Valuation of investments: Depending on what type of investments your nonprofit organization carries, this can be simple or quite difficult. Debt and equity securities should be recorded at fair value. Fair value for stocks and bonds traded on a national exchange is easily determinable, but if you have investments in hedge funds, private equity funds, funds of funds, or bank common/collective trust funds—collectively termed “Alternative Investments”—it can be more difficult.
In 2006 the AICPA issued a practice aid called Alternative Investments – Audit Considerations to help auditors determine how to audit the fair value of these so-called alternative investments. It is important to keep in mind that the fair value determination should be made by management and not the auditor. The trouble can come when management relies solely on investor statements. The practice aid requires auditors to dig deeper and understand what the underlying investments of these investment vehicles are, and how the investment fund is determining fair value.
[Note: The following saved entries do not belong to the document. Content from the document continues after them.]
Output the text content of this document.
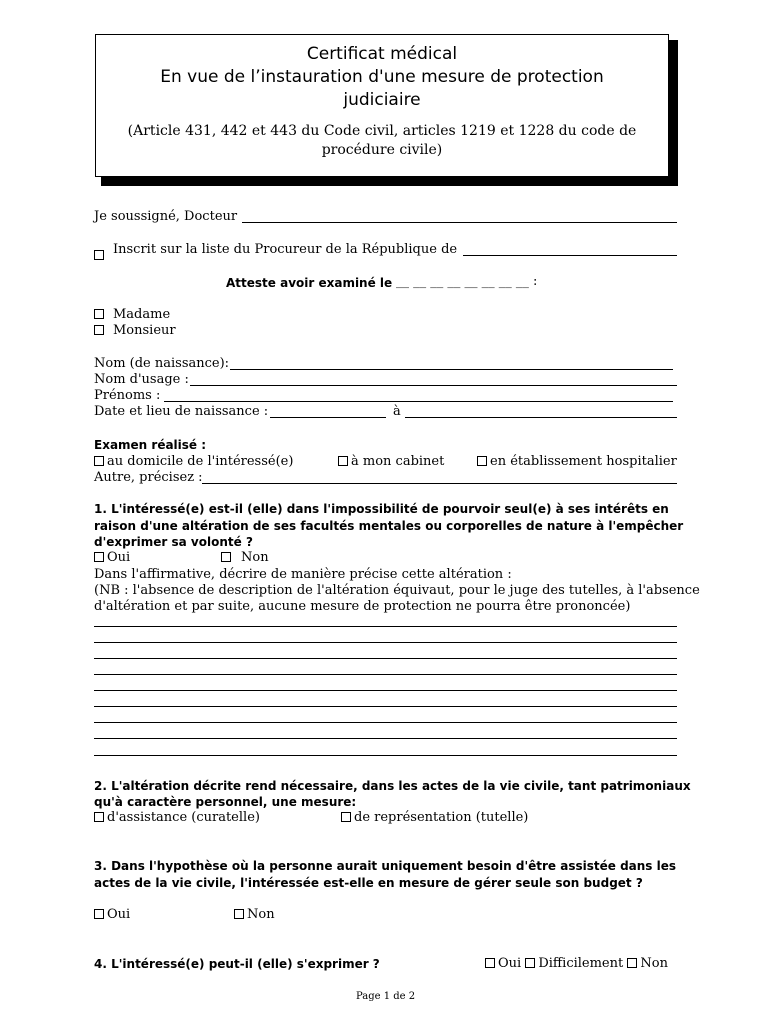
Certificat médical
En vue de l’instauration d'une mesure de protection
judiciaire
(Article 431, 442 et 443 du Code civil, articles 1219 et 1228 du code de
procédure civile)
Je soussigné, Docteur
Inscrit sur la liste du Procureur de la République de
Atteste avoir examiné le __ __ __ __ __ __ __ __ :
Madame
Monsieur
Nom (de naissance):
Nom d'usage :
Prénoms :
Date et lieu de naissance :	à
Examen réalisé :
au domicile de l'intéressé(e)	à mon cabinet	en établissement hospitalier
Autre, précisez :
1. L'intéressé(e) est-il (elle) dans l'impossibilité de pourvoir seul(e) à ses intérêts en
raison d'une altération de ses facultés mentales ou corporelles de nature à l'empêcher
d'exprimer sa volonté ?
Oui	Non
Dans l'affirmative, décrire de manière précise cette altération :
(NB : l'absence de description de l'altération équivaut, pour le juge des tutelles, à l'absence
d'altération et par suite, aucune mesure de protection ne pourra être prononcée)
2. L'altération décrite rend nécessaire, dans les actes de la vie civile, tant patrimoniaux
qu'à caractère personnel, une mesure:
d'assistance (curatelle)	de représentation (tutelle)
3. Dans l'hypothèse où la personne aurait uniquement besoin d'être assistée dans les
actes de la vie civile, l'intéressée est-elle en mesure de gérer seule son budget ?
Oui	Non
4. L'intéressé(e) peut-il (elle) s'exprimer ?	Oui Difficilement Non
Page 1 de 2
These considerations should be discussed with your auditor in advance, but management should plan on contacting the investment fund or an investment advisor to request audited financial statements of the alternative investment and an SOC-1 Report (Service Organization Controls Report), if available. The combination of these documents will provide information on how the underlying investments are valued and evidence that they are in accordance with GAAP. Other investments may present similar issues if your organization has a policy of recording at fair value. Oftentimes, these other investments consist of real estate. You will need evidence to support this value, which will consist of appraisals or a broker’s opinion of value. Plan to get this information in advance of the audit.
Non-Cash Gifts: Similar issues may occur when you receive non-cash gifts. These gifts should be recorded at fair value on date of gift and can consist of real property, private company stock, or in some cases, an entire business. Valuations should be planned well in advance to avoid delays. Also, it is wise to discuss the qualifications of the chosen appraiser with your auditor so they are comfortable relying on this specialist.
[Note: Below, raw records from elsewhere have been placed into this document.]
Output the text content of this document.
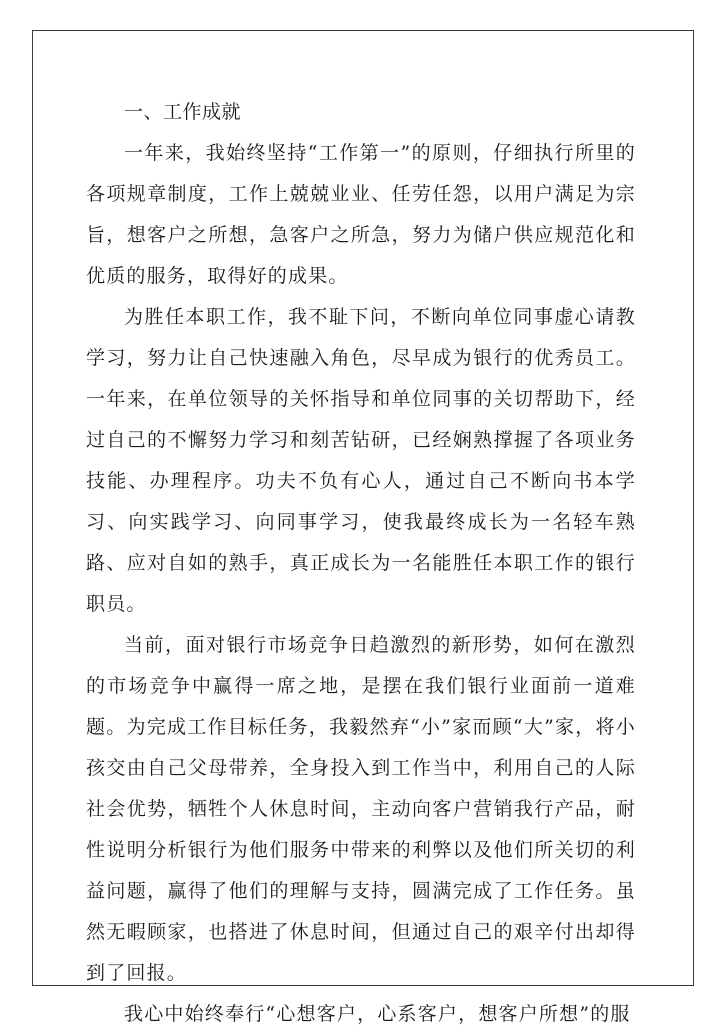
一、工作成就

一年来，我始终坚持“工作第一”的原则，仔细执行所里的各项规章制度，工作上兢兢业业、任劳任怨，以用户满足为宗旨，想客户之所想，急客户之所急，努力为储户供应规范化和优质的服务，取得好的成果。

为胜任本职工作，我不耻下问，不断向单位同事虚心请教学习，努力让自己快速融入角色，尽早成为银行的优秀员工。一年来，在单位领导的关怀指导和单位同事的关切帮助下，经过自己的不懈努力学习和刻苦钻研，已经娴熟撑握了各项业务技能、办理程序。功夫不负有心人，通过自己不断向书本学习、向实践学习、向同事学习，使我最终成长为一名轻车熟路、应对自如的熟手，真正成长为一名能胜任本职工作的银行职员。

当前，面对银行市场竞争日趋激烈的新形势，如何在激烈的市场竞争中赢得一席之地，是摆在我们银行业面前一道难题。为完成工作目标任务，我毅然弃“小”家而顾“大”家，将小孩交由自己父母带养，全身投入到工作当中，利用自己的人际社会优势，牺牲个人休息时间，主动向客户营销我行产品，耐性说明分析银行为他们服务中带来的利弊以及他们所关切的利益问题，赢得了他们的理解与支持，圆满完成了工作任务。虽然无暇顾家，也搭进了休息时间，但通过自己的艰辛付出却得到了回报。

我心中始终奉行“心想客户，心系客户，想客户所想”的服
Defined Benefit Plan Pension Assumptions: If your organization has a defined benefit pension plan, it is important to discuss the discount rate you and the actuary determine with your auditor. If the auditor disagrees with this rate after the actuary has completed a report, that report may need to be redone, causing delays and additional cost.
Income Taxes: Don’t forget about income taxes. The pesky unrelated business income tax rules can be complex, and are easily overlooked. The IRS has been aggressive of late, and many things you may have assumed are not taxable may indeed result in taxable income. Discussing all of your organization’s activities in advance with a tax specialist should prevent issues from arising in the future.
While many aspects of an audit can be troublesome, adequate planning and close contact with your auditor can prevent surprises.